La personale condizione psicologica di tormento, angoscia e oppressione, si aggrava poi quando inizi a prendere confidenza col fatto che “probabilmente” tuo padre ha il virus e che “probabilmente” tu lo hai già dentro, e per questo devi stare lontano dal resto del mondo.
Ma tu non sai come fare, non sei preparato, o meglio, puoi adattarti a non uscire più di casa, a vivere isolato, ma come puoi isolarti e stare lontano da chi condivide la casa con te?
Come si fa? Come ci si organizza?
Privo di qualunque possibilità di difesa e senza soluzioni, devi trovare risposte ma non ne hai voglia, non hai voglia di “sistemare gli ambienti”, ma devi. Una sorta di “violenza su violenza” perché tu vuoi solo pensare a tuo padre, alla tua condizione di miseria morale e perdita di volontà.

È il 15 marzo. Domenica. Arriva la risposta del tampone: Domenico Radico positivo al Covid19.

Sai che in quell’attimo, anzi, a partire da quell’attimo, il tuo mondo fatto di fragili sicurezze costruite a fatica, è miseramente destinato a crollare; lo strazio è agghiacciante. Sai che non ti salverai, lo hai sentito per mesi ai notiziari, lo hai visto in tv: scene di una atrocità spaventosa ti hanno insegnato che “devi aver paura”, ti hanno parlato di morte e ti hanno inculcato che non c’è via di scampo. Questo è stato il messaggio arrivato ai nostri (o almeno al mio) cervelli dal tamburo battente mediatico.
Non riesci nemmeno a prendere in considerazione che, d’altro canto, se pur se ne parli poco, ci sono state delle guarigioni, tante… ma no, tu non riesci a pensarci e hai l’impressione di andare al patibolo (con la mia indole “tendente” all’ipocondria, la sensazione non poteva essere diversa).
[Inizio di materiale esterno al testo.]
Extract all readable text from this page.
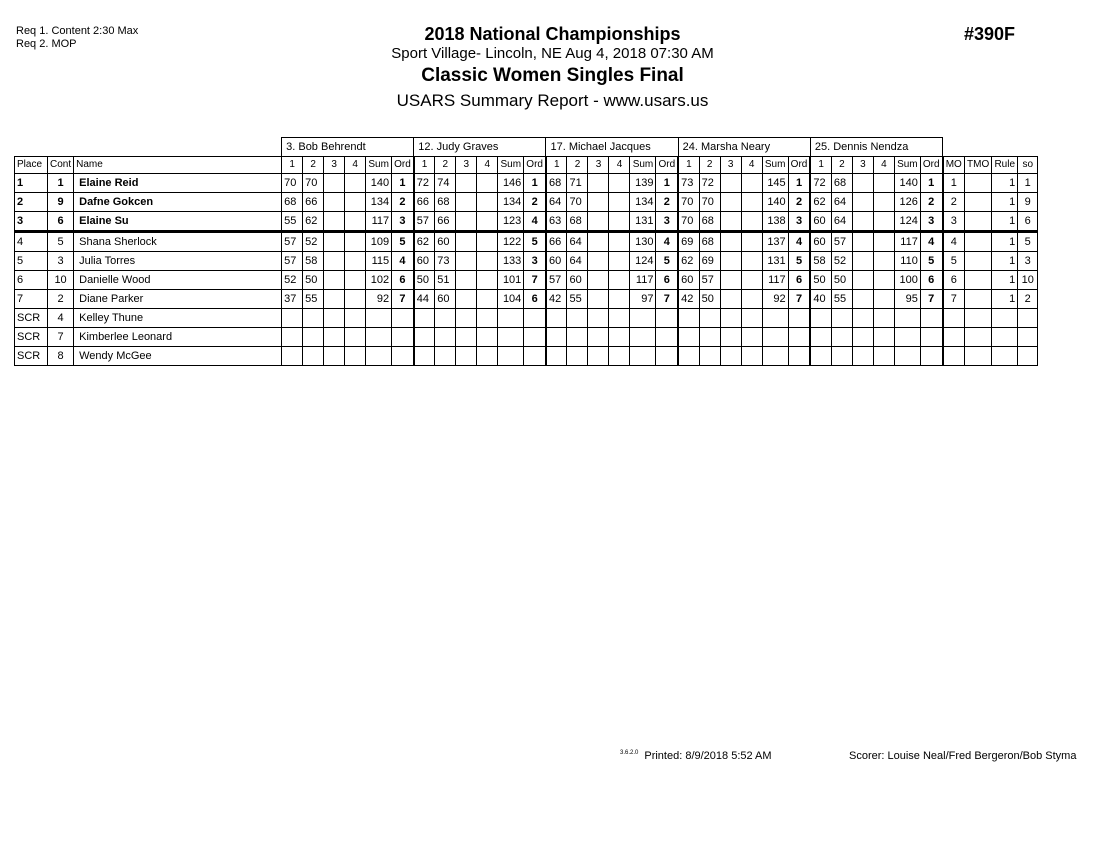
Req 1. Content 2:30 Max
Req 2. MOP	2018 National Championships
Sport Village- Lincoln, NE Aug 4, 2018 07:30 AM
Classic Women Singles Final
USARS Summary Report - www.usars.us
#390F
			3. Bob Behrendt						12. Judy Graves						17. Michael Jacques						24. Marsha Neary						25. Dennis Nendza									
Place	Cont	Name	1	2	3	4	Sum	Ord	1	2	3	4	Sum	Ord	1	2	3	4	Sum	Ord	1	2	3	4	Sum	Ord	1	2	3	4	Sum	Ord	MO	TMO	Rule	so
1	1	Elaine Reid	70	70			140	1	72	74			146	1	68	71			139	1	73	72			145	1	72	68			140	1	1		1	1
2	9	Dafne Gokcen	68	66			134	2	66	68			134	2	64	70			134	2	70	70			140	2	62	64			126	2	2		1	9
3	6	Elaine Su	55	62			117	3	57	66			123	4	63	68			131	3	70	68			138	3	60	64			124	3	3		1	6
4	5	Shana Sherlock	57	52			109	5	62	60			122	5	66	64			130	4	69	68			137	4	60	57			117	4	4		1	5
5	3	Julia Torres	57	58			115	4	60	73			133	3	60	64			124	5	62	69			131	5	58	52			110	5	5		1	3
6	10	Danielle Wood	52	50			102	6	50	51			101	7	57	60			117	6	60	57			117	6	50	50			100	6	6		1	10
7	2	Diane Parker	37	55			92	7	44	60			104	6	42	55			97	7	42	50			92	7	40	55			95	7	7		1	2
SCR	4	Kelley Thune																																		
SCR	7	Kimberlee Leonard																																		
SCR	8	Wendy McGee																																		
$^{3.6.2.0}$ Printed: 8/9/2018 5:52 AM	Scorer: Louise Neal/Fred Bergeron/Bob Styma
Ma un impianto sentimentale già fatto a pezzi e a terra, non può più crollare; così, istintivamente, quel carico di amarezza, demoralizzazione e distruzione morale, paradossalmente ti sorregge quando stai per affrontare il peggio (se mai ci fosse poi una vera possibilità di distinzione del “peggio” in questa storia): sei libero di inorridire più di quanto tu non abbia già fatto, dal momento che hai i primi decimi di febbre e sai che anche tu svilupperai la malattia.
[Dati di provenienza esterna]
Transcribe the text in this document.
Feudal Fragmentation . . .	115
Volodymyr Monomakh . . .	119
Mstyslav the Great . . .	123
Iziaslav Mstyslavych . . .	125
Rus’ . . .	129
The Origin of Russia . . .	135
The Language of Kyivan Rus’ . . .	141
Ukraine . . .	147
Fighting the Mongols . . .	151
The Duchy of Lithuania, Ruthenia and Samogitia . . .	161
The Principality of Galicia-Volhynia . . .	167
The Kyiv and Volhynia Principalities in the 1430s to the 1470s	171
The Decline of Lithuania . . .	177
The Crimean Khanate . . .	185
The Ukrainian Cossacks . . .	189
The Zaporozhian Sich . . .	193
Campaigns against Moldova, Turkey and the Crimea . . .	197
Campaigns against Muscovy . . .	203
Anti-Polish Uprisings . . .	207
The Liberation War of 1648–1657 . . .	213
Sei distrutto da quello “che è già stato” e non fai in tempo ad aver paura per te stesso che già pensi di aver infettato chi ti è più vicino.

È più o meno scontato: quotidianamente condividiamo l’esistenza con le nostre famiglie (quelle d’origine e/o quelle che ci si costruisce poi) ; certo gli amici ci sono, ma giornalmente, “a stretto giro”, i punti di riferimento ci arrivano da un padre, una madre, un fratello, una sorella, un compagno, dei figli, insomma, il nostro mondo ruota attorno a una famiglia.
Bene, la ferocia del virus qui è spietata: la tua prima, più grande paura è quella di aver contagiato la/le persone alle quali tieni di più.

E questo non è niente se, nello stesso momento in cui stai soffrendo per un pensiero talmente crudele, pensi che potrebbero anche accusarti di aver “passato” la malattia ad altri perché non hai pensato che tuo padre – a Caldari - potesse avere il famigerato virus… che in quel momento stava a Lodi, a circa seicento chilometri di distanza. Tu lo dovevi prevedere che tuo padre – che non è mai uscito dal suo quartiere – potesse aver contratto il virus mortale.
Sì, inevitabilmente le accuse arrivano e ti lacerano il petto. Ma questa è un’altra storia.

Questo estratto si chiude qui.